There are 10 or 12 people in the group, but a few are missing on any given day. My favorite person from my inpatient stay, a mother of 3 teenagers, is there, which brightens things up. 8 or 9 of the people are bipolar, the others severely depressed. It leaves me... often confused. I don't participate in 98% of the conversation. Today, we each had to introduce ourselves to a few new people; who we are, what brought us there. I told them my name but wasn't sure what to say about what brought me there. Someone said, "Lydia is our comic relief. Not that what she says isn't important, but she's silent over there for 3 hours, then knows just what to say to crack us all up." Glad I can help :)
Anyway, everyone there seems to think that the former BPD diagnosis was insane, and that autism is right. I feel validated by that. It allows me to say what I feel, which is that I'm not broken, I'm not "suffering" from anything.
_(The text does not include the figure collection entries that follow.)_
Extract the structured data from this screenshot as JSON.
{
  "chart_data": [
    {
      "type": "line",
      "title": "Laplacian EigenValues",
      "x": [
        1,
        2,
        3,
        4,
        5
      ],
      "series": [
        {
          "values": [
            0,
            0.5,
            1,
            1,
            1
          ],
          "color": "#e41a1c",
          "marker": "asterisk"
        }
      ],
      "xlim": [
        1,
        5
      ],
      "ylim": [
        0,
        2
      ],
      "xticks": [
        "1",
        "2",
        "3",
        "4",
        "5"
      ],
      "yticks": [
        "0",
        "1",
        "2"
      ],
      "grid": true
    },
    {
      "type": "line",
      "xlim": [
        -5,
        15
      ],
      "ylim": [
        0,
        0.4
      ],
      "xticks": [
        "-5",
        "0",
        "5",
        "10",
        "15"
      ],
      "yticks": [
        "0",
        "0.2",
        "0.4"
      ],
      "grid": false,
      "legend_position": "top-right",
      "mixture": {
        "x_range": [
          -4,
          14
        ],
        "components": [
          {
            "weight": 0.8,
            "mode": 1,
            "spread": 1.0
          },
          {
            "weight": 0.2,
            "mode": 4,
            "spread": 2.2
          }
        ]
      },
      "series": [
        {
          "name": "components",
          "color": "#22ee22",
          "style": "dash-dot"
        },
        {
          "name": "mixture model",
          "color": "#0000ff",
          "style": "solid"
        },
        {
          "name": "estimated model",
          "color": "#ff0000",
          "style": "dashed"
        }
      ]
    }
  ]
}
That said, my "treatment goals" are things like participating in the conversation in the group at least x times per day; staying attentive to one other patient per day and jotting down notes for at least 30 minutes; writing down the feelings that I hear mentioned and the contexts; getting to and from the program sucessfully on the bus (I took a detour the other day...); improving eye contact (currently by way of near-constant reminders); increasing time spent in the room with everyone (it can be near 3 hours straight... right now, I get up every 45 minutes-ish, go in the tiny 'library', turn off the lights and sit in silence. Then, I can go back and stand to listen again.)
I can't BELIEVE how much they get it. They get it! They're not making me "be" depressed or anxious or this or that... they are truly looking at where I'm at and what they can do to help. They helped me to create another new system for remembering chores that is really helpful. This is... wow. What great practice, to be in a situation where I can work on these important skills without too much pressure. Pressure makes things worse. It's great.
That said, I am now also on Geodon... an atypical-antipsychotic usually used to treat bipolar disorder and schizophrenia. It is in the same drug class as Risperdal, which is frequently used to help people with autism deal with frustration less aggressively, but Geodon does not cause weight gain as Risperdal does. So far, I take it once at dinner, since I was losing it more evenings than not... and so far, only one outburst, which was in the afternoon before I'd taken it that day. So far, so good.